Scholasticus, said Sheridan, learnt to swim without entering water. So too the academic who writes at a distance from that of which she writes. Can I swim? I don’t think so. Unless what I am writing here is a swimming. But I don’t think it is; or if it is one, I remain in the shallows. How secure my life is, really! This is the afternoon of my life; I am no longer young, but I am not old. Years pass; slowly, I think, life improves, the horizon broadens, I hold on to a little more security; the world becomes stiller. Years pass, but what if serious illness broke the horizon of my broad contentedness? What if I were killed or maimed and half-killed in a bomb?

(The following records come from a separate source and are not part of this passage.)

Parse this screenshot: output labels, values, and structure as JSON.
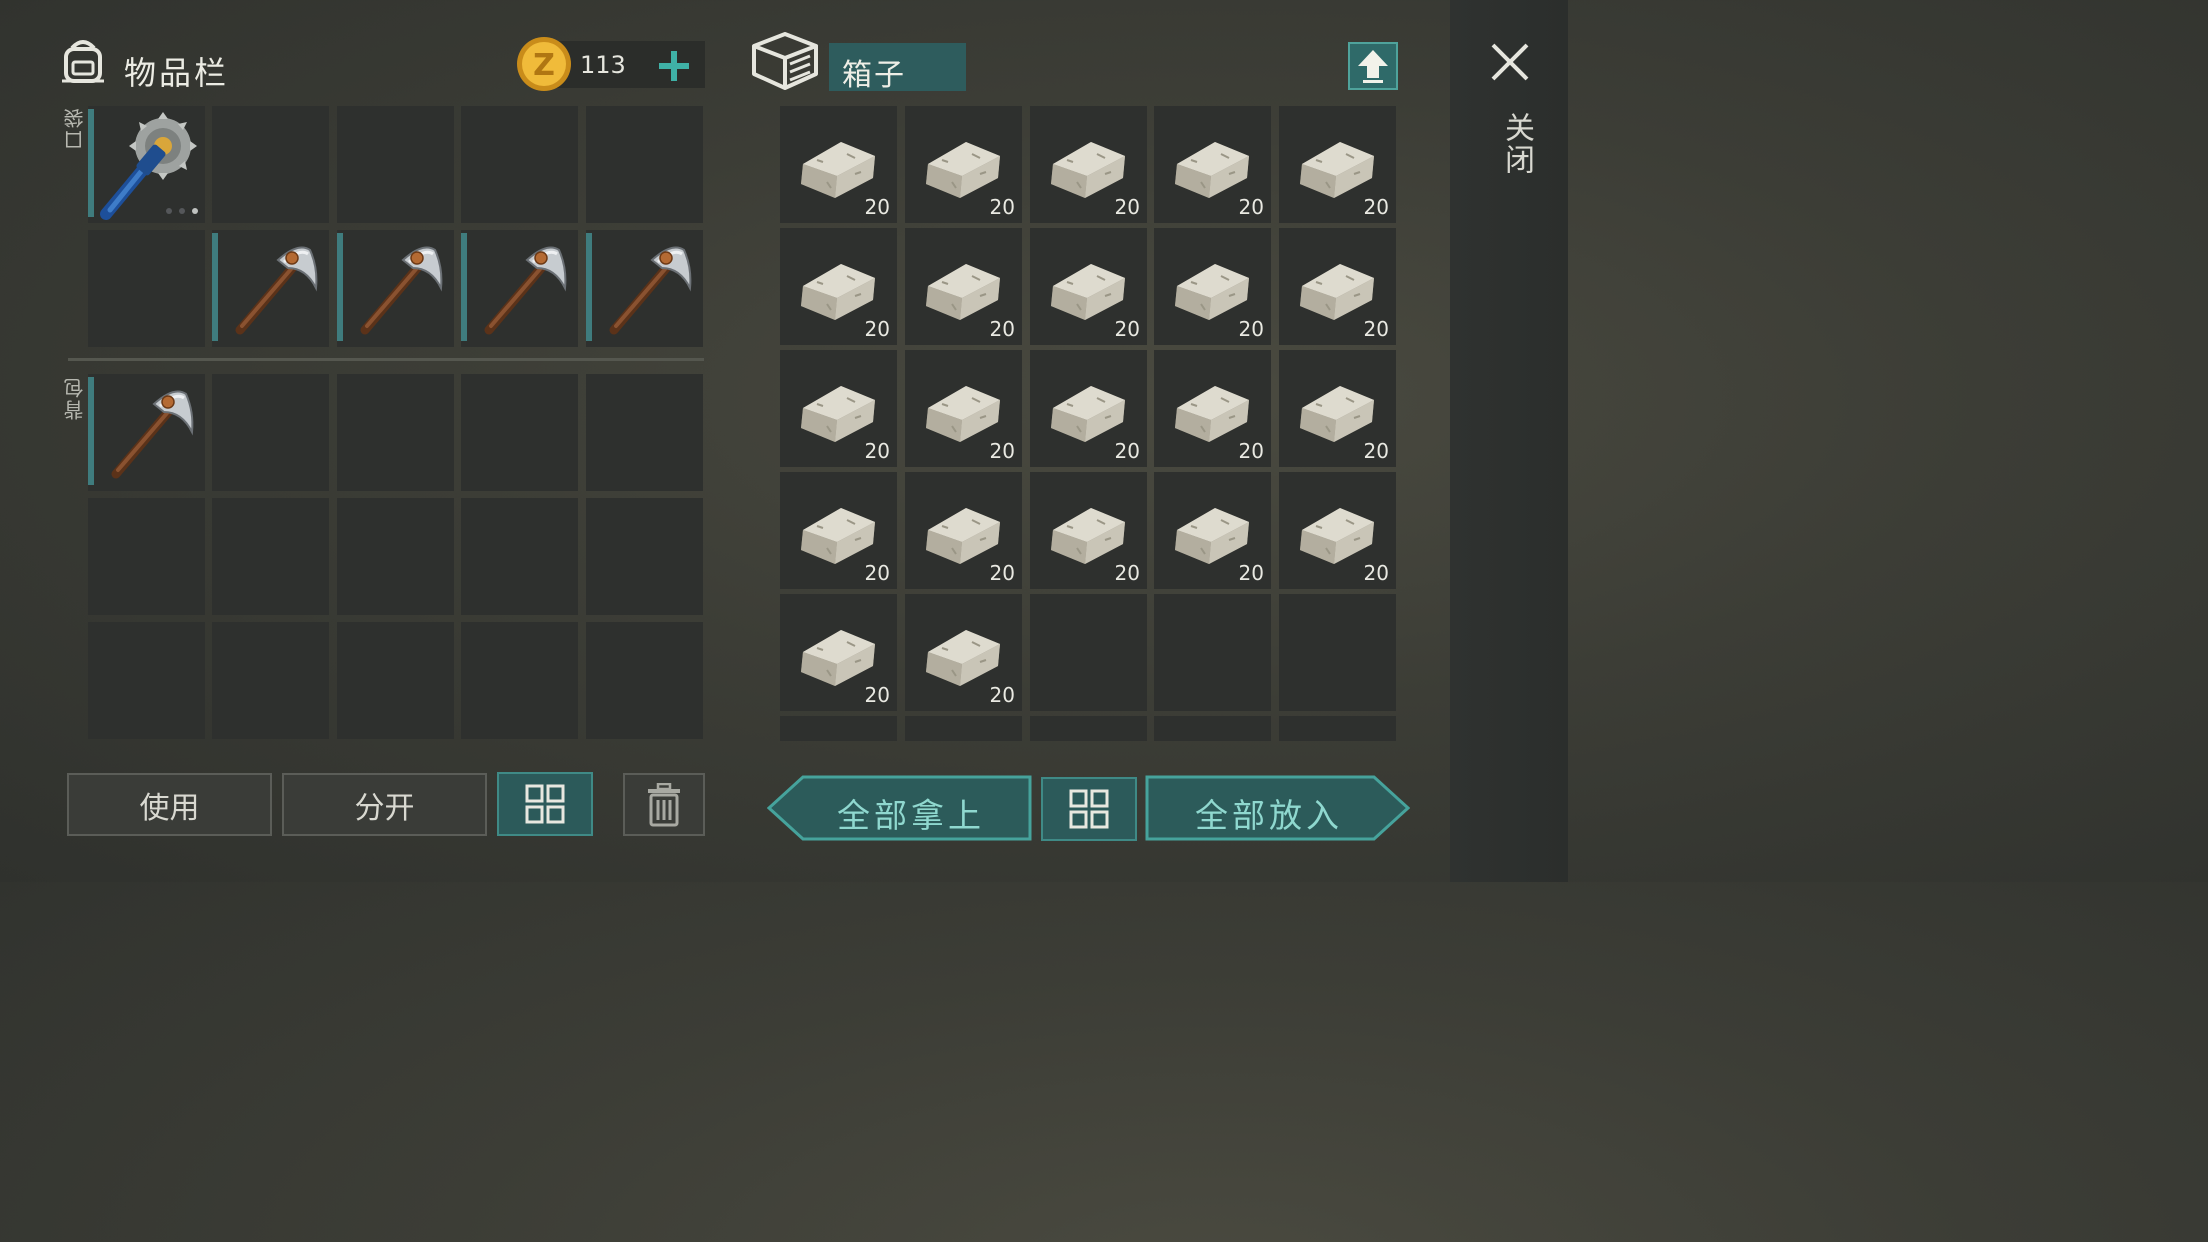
{
  "inventory": {
    "title": "物品栏",
    "pocket_label": "口袋",
    "backpack_label": "背包",
    "coins": "113",
    "pocket_slots": [
      "saw-tool",
      "",
      "",
      "",
      "",
      "",
      "pickaxe",
      "pickaxe",
      "pickaxe",
      "pickaxe"
    ],
    "backpack_slots": [
      "pickaxe",
      "",
      "",
      "",
      "",
      "",
      "",
      "",
      "",
      "",
      "",
      "",
      "",
      "",
      ""
    ]
  },
  "container": {
    "title": "箱子",
    "slots": [
      {
        "item": "stone",
        "count": "20"
      },
      {
        "item": "stone",
        "count": "20"
      },
      {
        "item": "stone",
        "count": "20"
      },
      {
        "item": "stone",
        "count": "20"
      },
      {
        "item": "stone",
        "count": "20"
      },
      {
        "item": "stone",
        "count": "20"
      },
      {
        "item": "stone",
        "count": "20"
      },
      {
        "item": "stone",
        "count": "20"
      },
      {
        "item": "stone",
        "count": "20"
      },
      {
        "item": "stone",
        "count": "20"
      },
      {
        "item": "stone",
        "count": "20"
      },
      {
        "item": "stone",
        "count": "20"
      },
      {
        "item": "stone",
        "count": "20"
      },
      {
        "item": "stone",
        "count": "20"
      },
      {
        "item": "stone",
        "count": "20"
      },
      {
        "item": "stone",
        "count": "20"
      },
      {
        "item": "stone",
        "count": "20"
      },
      {
        "item": "stone",
        "count": "20"
      },
      {
        "item": "stone",
        "count": "20"
      },
      {
        "item": "stone",
        "count": "20"
      },
      {
        "item": "stone",
        "count": "20"
      },
      {
        "item": "stone",
        "count": "20"
      },
      {
        "item": "",
        "count": ""
      },
      {
        "item": "",
        "count": ""
      },
      {
        "item": "",
        "count": ""
      }
    ]
  },
  "buttons": {
    "use": "使用",
    "split": "分开",
    "take_all": "全部拿上",
    "put_all": "全部放入"
  },
  "close_label": "关闭",
  "colors": {
    "accent_teal": "#3f8a86",
    "coin_gold": "#e0a92a"
  }
}
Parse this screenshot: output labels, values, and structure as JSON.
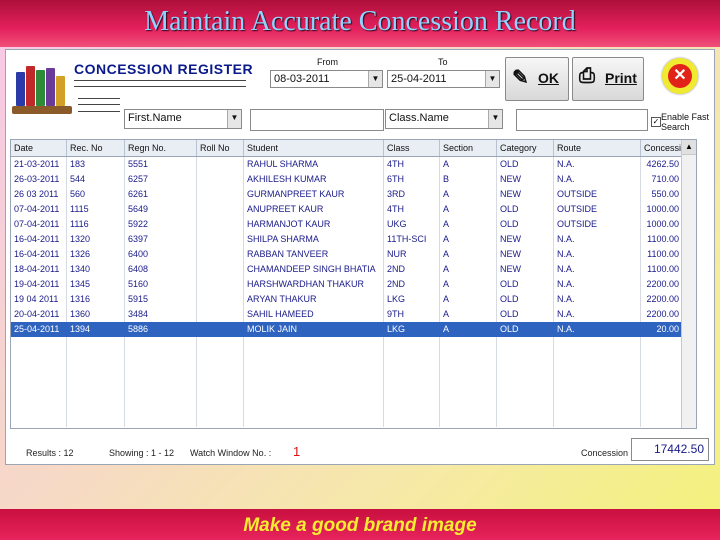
{
  "slide": {
    "title": "Maintain Accurate Concession Record",
    "footer": "Make a good brand image"
  },
  "app": {
    "register_title": "CONCESSION REGISTER",
    "from_label": "From",
    "to_label": "To",
    "from_date": "08-03-2011",
    "to_date": "25-04-2011",
    "ok_label": "OK",
    "print_label": "Print",
    "first_name_label": "First.Name",
    "class_name_label": "Class.Name",
    "enable_fast_search": "Enable Fast Search",
    "icons": {
      "books": "books-icon",
      "ok": "pencil-icon",
      "print": "printer-icon",
      "close": "close-icon"
    }
  },
  "grid": {
    "columns": [
      "Date",
      "Rec. No",
      "Regn No.",
      "Roll No",
      "Student",
      "Class",
      "Section",
      "Category",
      "Route",
      "Concession"
    ],
    "rows": [
      [
        "21-03-2011",
        "183",
        "5551",
        "",
        "RAHUL SHARMA",
        "4TH",
        "A",
        "OLD",
        "N.A.",
        "4262.50"
      ],
      [
        "26-03-2011",
        "544",
        "6257",
        "",
        "AKHILESH KUMAR",
        "6TH",
        "B",
        "NEW",
        "N.A.",
        "710.00"
      ],
      [
        "26 03 2011",
        "560",
        "6261",
        "",
        "GURMANPREET KAUR",
        "3RD",
        "A",
        "NEW",
        "OUTSIDE",
        "550.00"
      ],
      [
        "07-04-2011",
        "1115",
        "5649",
        "",
        "ANUPREET KAUR",
        "4TH",
        "A",
        "OLD",
        "OUTSIDE",
        "1000.00"
      ],
      [
        "07-04-2011",
        "1116",
        "5922",
        "",
        "HARMANJOT KAUR",
        "UKG",
        "A",
        "OLD",
        "OUTSIDE",
        "1000.00"
      ],
      [
        "16-04-2011",
        "1320",
        "6397",
        "",
        "SHILPA SHARMA",
        "11TH-SCI",
        "A",
        "NEW",
        "N.A.",
        "1100.00"
      ],
      [
        "16-04-2011",
        "1326",
        "6400",
        "",
        "RABBAN TANVEER",
        "NUR",
        "A",
        "NEW",
        "N.A.",
        "1100.00"
      ],
      [
        "18-04-2011",
        "1340",
        "6408",
        "",
        "CHAMANDEEP SINGH BHATIA",
        "2ND",
        "A",
        "NEW",
        "N.A.",
        "1100.00"
      ],
      [
        "19-04-2011",
        "1345",
        "5160",
        "",
        "HARSHWARDHAN THAKUR",
        "2ND",
        "A",
        "OLD",
        "N.A.",
        "2200.00"
      ],
      [
        "19 04 2011",
        "1316",
        "5915",
        "",
        "ARYAN THAKUR",
        "LKG",
        "A",
        "OLD",
        "N.A.",
        "2200.00"
      ],
      [
        "20-04-2011",
        "1360",
        "3484",
        "",
        "SAHIL HAMEED",
        "9TH",
        "A",
        "OLD",
        "N.A.",
        "2200.00"
      ],
      [
        "25-04-2011",
        "1394",
        "5886",
        "",
        "MOLIK JAIN",
        "LKG",
        "A",
        "OLD",
        "N.A.",
        "20.00"
      ]
    ],
    "selected_row": 11
  },
  "status": {
    "results": "Results : 12",
    "showing": "Showing :  1 - 12",
    "watch_label": "Watch Window No. :",
    "watch_value": "1",
    "total_label": "Concession",
    "total_value": "17442.50"
  },
  "colors": {
    "title_bar": "#e3205c",
    "title_text": "#8fd3ff",
    "footer_text": "#f3ee30",
    "selection": "#2f63c0"
  }
}
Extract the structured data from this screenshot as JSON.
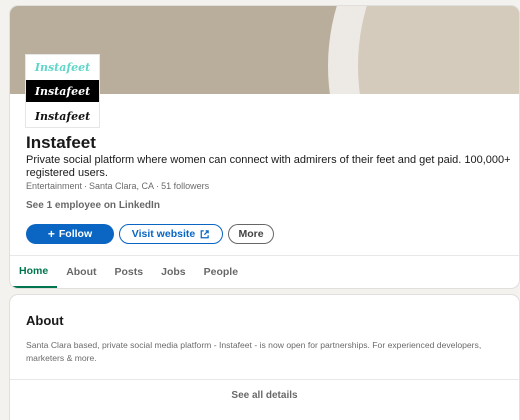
{
  "company": {
    "logo_lines": [
      "Instafeet",
      "Instafeet",
      "Instafeet"
    ],
    "name": "Instafeet",
    "tagline": "Private social platform where women can connect with admirers of their feet and get paid. 100,000+ registered users.",
    "industry": "Entertainment",
    "location": "Santa Clara, CA",
    "followers": "51 followers",
    "meta_separator": "·",
    "employees_link": "See 1 employee on LinkedIn"
  },
  "actions": {
    "follow_label": "Follow",
    "follow_icon": "plus-icon",
    "visit_label": "Visit website",
    "visit_icon": "external-link-icon",
    "more_label": "More"
  },
  "tabs": [
    {
      "label": "Home",
      "active": true
    },
    {
      "label": "About",
      "active": false
    },
    {
      "label": "Posts",
      "active": false
    },
    {
      "label": "Jobs",
      "active": false
    },
    {
      "label": "People",
      "active": false
    }
  ],
  "about": {
    "title": "About",
    "text": "Santa Clara based, private social media platform - Instafeet - is now open for partnerships. For experienced developers, marketers & more.",
    "see_all": "See all details"
  },
  "colors": {
    "primary_blue": "#0a66c2",
    "active_tab_green": "#01754f",
    "banner": "#b9ae9c",
    "logo_teal": "#5fd6c9"
  }
}
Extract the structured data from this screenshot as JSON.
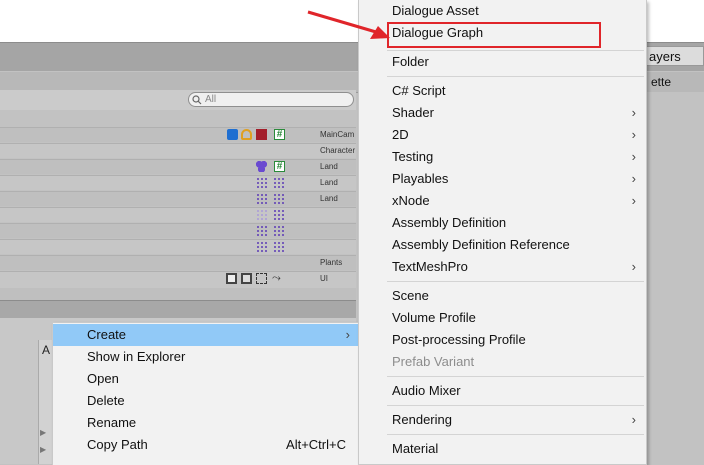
{
  "toolbar": {
    "layers_label": "ayers",
    "palette_tab": "ette"
  },
  "hierarchy": {
    "search_placeholder": "All",
    "rows": [
      {
        "layer": "MainCam"
      },
      {
        "layer": "Character"
      },
      {
        "layer": "Land"
      },
      {
        "layer": "Land"
      },
      {
        "layer": "Land"
      },
      {
        "layer": ""
      },
      {
        "layer": ""
      },
      {
        "layer": ""
      },
      {
        "layer": "Plants"
      },
      {
        "layer": "UI"
      }
    ]
  },
  "project": {
    "assets_letter": "A"
  },
  "left_menu": {
    "items": [
      {
        "label": "Create",
        "arrow": "›",
        "highlighted": true
      },
      {
        "label": "Show in Explorer"
      },
      {
        "label": "Open"
      },
      {
        "label": "Delete"
      },
      {
        "label": "Rename"
      },
      {
        "label": "Copy Path",
        "shortcut": "Alt+Ctrl+C"
      }
    ]
  },
  "right_menu": {
    "items": [
      {
        "label": "Dialogue Asset"
      },
      {
        "label": "Dialogue Graph"
      },
      {
        "label": "Folder"
      },
      {
        "label": "C# Script"
      },
      {
        "label": "Shader",
        "arrow": "›"
      },
      {
        "label": "2D",
        "arrow": "›"
      },
      {
        "label": "Testing",
        "arrow": "›"
      },
      {
        "label": "Playables",
        "arrow": "›"
      },
      {
        "label": "xNode",
        "arrow": "›"
      },
      {
        "label": "Assembly Definition"
      },
      {
        "label": "Assembly Definition Reference"
      },
      {
        "label": "TextMeshPro",
        "arrow": "›"
      },
      {
        "label": "Scene"
      },
      {
        "label": "Volume Profile"
      },
      {
        "label": "Post-processing Profile"
      },
      {
        "label": "Prefab Variant",
        "disabled": true
      },
      {
        "label": "Audio Mixer"
      },
      {
        "label": "Rendering",
        "arrow": "›"
      },
      {
        "label": "Material"
      }
    ]
  },
  "colors": {
    "highlight": "#91c9f7",
    "annotation_red": "#e0252a"
  }
}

I like to write in morning. I don’t mind anymore if it is scholarly or non-scholarly; the proofs of my new book bore me; that work is done. And now? How old am I? impossibly old, it seems, though I am still enough to feel confident that I have decades of work before me. Always the feeling of leading a life snatched from others who would take time from me. Strange urgency that means I am always in rush, that I learn slapdashedly and approximinately, that I can call no field of knowledge mine. What do I know? What can I do? I don’t cook, but buy discounted sandwiches and salads from Boots. I live with no one, though I speak on the phone to R.M. And I don’t garden though when I open the curtains the blank back yard stares back at me.

Life lived undercover, paranoid. The post I always wanted to write would have been on that paranoia, mine, which means to write, for me, is always to do so urgently, at full speed, with no time for redrafts and revisions. Everything must be written now, for the disaster could have happened by the end of the day. Everything now, for there is no time and this office in which you write will be swept from you and your job will be swept from you and you will be just another wanderer in the street, half-dazed, wondering where it was to which his life had disappeared.

So I put a two pound coin in the palm of the beggar thinking: he is also who I am. I knew he would drink, but I thought that appropriate, as he had the whole of the day to deal with and not a day cut in sections of meetings and teaching and the evening at the pub as had I. A single evening is too long for me, and this morning – what is left of this morning – has already been stuffed with activities. Writing to avoid unmeasured time. Writing on a Saturday because it is not, officially a workday. Bliss that my office is open. Bliss that my office is here in town. I am here with my book and my satsumas, the blog window open. Typing on the wave of the book I am reading. Swimming, perhaps, in my own way.